Intuitively understanding why the volume of a cylinder of height $h$ and radius $R$ is $\pi R^2h$
Well done for trying to get this intuition. The insight comes from calculus. It’s because in your 2nd method, you put too much material near the center.
A better approximation would be to use triangles (they are pointy at one end, and that point belongs near the center of the cylinder). Triangles’ areas are half that of the rectangle with same height and base, so that’s why you overestimated by a factor of two in the second method.
More rigorously, the area element in polar coordinates is $r \ dr \ d\theta$. You should let me know how much exposure to calculus before I explain further.
Method 2 fails because rectangular slices overlap each other, especially near the axis of the cylinder.

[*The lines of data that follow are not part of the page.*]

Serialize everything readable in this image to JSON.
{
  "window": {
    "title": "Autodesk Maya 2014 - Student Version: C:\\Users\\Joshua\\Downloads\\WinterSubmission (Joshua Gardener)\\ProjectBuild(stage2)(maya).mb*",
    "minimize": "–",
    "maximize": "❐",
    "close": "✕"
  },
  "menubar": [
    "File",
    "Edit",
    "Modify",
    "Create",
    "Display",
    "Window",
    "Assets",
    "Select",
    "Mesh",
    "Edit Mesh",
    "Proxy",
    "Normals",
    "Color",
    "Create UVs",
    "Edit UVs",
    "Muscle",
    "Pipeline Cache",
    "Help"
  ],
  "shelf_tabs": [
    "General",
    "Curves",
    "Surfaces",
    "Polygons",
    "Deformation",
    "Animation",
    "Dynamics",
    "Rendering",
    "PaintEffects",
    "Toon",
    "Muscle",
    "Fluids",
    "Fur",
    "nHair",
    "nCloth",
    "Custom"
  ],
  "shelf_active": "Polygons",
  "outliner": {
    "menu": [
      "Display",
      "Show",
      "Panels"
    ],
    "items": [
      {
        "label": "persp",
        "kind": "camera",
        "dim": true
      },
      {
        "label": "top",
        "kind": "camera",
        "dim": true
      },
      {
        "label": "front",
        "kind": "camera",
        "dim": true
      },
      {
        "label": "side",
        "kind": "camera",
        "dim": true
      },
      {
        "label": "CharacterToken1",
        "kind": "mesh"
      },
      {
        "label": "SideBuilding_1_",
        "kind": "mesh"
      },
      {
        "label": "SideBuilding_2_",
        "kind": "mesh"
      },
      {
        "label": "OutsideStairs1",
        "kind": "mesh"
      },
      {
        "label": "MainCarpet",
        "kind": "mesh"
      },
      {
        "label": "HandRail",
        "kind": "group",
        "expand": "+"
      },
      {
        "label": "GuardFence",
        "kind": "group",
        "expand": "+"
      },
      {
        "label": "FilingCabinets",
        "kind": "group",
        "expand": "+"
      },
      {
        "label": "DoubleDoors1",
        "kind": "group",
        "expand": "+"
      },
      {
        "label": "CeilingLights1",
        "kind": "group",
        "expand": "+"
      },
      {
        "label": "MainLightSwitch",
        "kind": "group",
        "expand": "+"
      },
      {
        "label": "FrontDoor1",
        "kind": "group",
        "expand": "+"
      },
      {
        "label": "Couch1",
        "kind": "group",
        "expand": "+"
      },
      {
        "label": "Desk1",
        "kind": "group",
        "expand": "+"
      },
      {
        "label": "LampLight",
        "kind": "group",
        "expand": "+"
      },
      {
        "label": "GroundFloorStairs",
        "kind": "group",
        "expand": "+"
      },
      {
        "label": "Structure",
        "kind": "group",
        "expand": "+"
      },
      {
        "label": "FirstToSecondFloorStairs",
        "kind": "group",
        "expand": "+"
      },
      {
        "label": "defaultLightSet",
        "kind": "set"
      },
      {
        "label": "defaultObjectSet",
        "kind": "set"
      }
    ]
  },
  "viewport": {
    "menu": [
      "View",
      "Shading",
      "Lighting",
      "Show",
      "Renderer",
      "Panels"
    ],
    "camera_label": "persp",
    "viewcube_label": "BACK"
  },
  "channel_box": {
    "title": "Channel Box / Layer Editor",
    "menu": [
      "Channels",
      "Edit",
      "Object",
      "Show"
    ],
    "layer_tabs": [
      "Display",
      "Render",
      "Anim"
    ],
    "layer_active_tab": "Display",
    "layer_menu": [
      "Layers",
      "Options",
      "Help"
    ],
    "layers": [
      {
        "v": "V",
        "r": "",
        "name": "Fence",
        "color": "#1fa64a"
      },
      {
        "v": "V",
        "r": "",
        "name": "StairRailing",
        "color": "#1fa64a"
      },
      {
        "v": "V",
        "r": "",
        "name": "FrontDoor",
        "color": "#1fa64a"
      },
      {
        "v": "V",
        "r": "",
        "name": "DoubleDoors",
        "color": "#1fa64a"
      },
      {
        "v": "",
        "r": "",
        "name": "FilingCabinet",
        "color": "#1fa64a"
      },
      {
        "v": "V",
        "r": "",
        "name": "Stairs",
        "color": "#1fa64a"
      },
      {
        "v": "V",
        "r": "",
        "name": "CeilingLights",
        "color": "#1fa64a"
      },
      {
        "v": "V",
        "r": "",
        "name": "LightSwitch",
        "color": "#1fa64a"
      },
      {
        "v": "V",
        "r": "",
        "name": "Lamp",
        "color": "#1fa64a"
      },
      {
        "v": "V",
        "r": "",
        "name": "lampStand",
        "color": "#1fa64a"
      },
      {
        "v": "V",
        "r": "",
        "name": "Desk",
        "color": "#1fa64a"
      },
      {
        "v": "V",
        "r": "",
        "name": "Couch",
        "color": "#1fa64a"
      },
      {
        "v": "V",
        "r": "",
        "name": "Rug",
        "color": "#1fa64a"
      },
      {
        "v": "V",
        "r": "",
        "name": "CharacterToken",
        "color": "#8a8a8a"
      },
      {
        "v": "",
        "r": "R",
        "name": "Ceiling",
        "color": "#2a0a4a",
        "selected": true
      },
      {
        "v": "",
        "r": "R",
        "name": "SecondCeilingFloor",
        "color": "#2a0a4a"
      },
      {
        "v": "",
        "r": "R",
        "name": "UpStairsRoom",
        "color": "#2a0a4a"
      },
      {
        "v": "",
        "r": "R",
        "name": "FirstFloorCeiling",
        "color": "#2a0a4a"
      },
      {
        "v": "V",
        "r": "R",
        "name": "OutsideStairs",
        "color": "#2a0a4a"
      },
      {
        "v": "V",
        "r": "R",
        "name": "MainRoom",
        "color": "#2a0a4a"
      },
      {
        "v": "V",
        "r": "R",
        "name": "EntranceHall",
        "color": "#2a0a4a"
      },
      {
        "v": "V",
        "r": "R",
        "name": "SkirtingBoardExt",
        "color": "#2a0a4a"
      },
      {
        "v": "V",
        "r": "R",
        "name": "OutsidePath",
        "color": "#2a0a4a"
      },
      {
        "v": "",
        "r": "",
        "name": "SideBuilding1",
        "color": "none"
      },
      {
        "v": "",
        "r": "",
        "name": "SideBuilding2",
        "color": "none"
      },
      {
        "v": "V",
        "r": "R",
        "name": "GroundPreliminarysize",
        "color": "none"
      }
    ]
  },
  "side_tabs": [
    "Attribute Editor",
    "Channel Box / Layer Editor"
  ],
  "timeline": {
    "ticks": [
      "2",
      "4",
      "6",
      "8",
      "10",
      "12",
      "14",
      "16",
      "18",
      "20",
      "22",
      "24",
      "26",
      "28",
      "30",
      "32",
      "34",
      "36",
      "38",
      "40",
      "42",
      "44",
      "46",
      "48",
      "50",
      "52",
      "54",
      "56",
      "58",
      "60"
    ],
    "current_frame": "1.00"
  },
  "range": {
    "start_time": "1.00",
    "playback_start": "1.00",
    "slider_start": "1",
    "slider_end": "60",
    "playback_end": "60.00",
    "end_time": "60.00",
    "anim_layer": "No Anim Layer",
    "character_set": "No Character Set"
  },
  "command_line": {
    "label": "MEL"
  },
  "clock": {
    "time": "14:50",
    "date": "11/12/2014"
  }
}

This results in the volume being over-counted.
Instead we need triangular slices (which have half the volume of the rectangular slices).
This is best understood with a diagram:
Source code (Mathematica):
(* Cylinder dimensions *)
cylinderHeight = 2;
cylinderRadius = 1;
(* Slice dimensions *)
numSlices = 16;
sliceAngle = 2 Pi / numSlices;
sliceHalfThickness = cylinderRadius * sliceAngle / 2;
(* Slices *)
rectangularSlice =
Cuboid[
{0, -sliceHalfThickness, 0},
{cylinderRadius, +sliceHalfThickness, cylinderHeight}
];
triangularSlice =
Prism @ {
{0, 0, 0},
{cylinderRadius, -sliceHalfThickness, 0},
{cylinderRadius, +sliceHalfThickness, 0},
{0, 0, cylinderHeight},
{cylinderRadius, -sliceHalfThickness, cylinderHeight},
{cylinderRadius, +sliceHalfThickness, cylinderHeight}
};
(* Make diagrams *)
showSlices[slice_] :=
Graphics3D[
Table[
{
FaceForm[Black],
EdgeForm @ Directive[Thick, Hue[n / numSlices]],
Rotate[slice, n * sliceAngle, {0, 0, 1}]
}
, {n, numSlices}
]
, Boxed -> False
, ImageSize -> 240
, Lighting -> {"Ambient", White}
];
Row[
showSlices /@ {rectangularSlice, triangularSlice}
]
The problem with the second approach is that although the outer side of the rectangle travels a distance of $2\pi R$ during your rotation, the inner side travels a distance of $0$, so you're not creating as much volume as you would if you extruded the rectangle "straight out". In fact, since the distance traveled by a point on the rectangle is a linear function of its horizontal position, the average distance traveled is the just the average of the inner and outer values: $\pi R$. Multiplying this average by the area of the rectangle gives you the correct volume.
What you've discovered is that it's not safe to think of "one point" as a well-defined positive distance. The cylinder is indeed the disjoint union of a bunch of one-point-thick sheets as you've described, but in decomposing it like this you've lost information about the "relative sizes" of the different "zero" thicknesses at different places in the sheet.
Instead of these sheets, you should consider the thin wedge of the cylinder that corresponds to a very small change $d\theta$ in the rotation angle. When viewed from the top, this wedge looks like a thin triangle with base $R$ and height $R\times d\theta$, and therefore area $R^2d\theta/2$. As we sweep $\theta$ from $0$ to $2\pi$, the $d\theta$s add up to $2\pi$, so the wedge volumes $\frac{R^2h}2d\theta$ add up to $\pi R^2h$.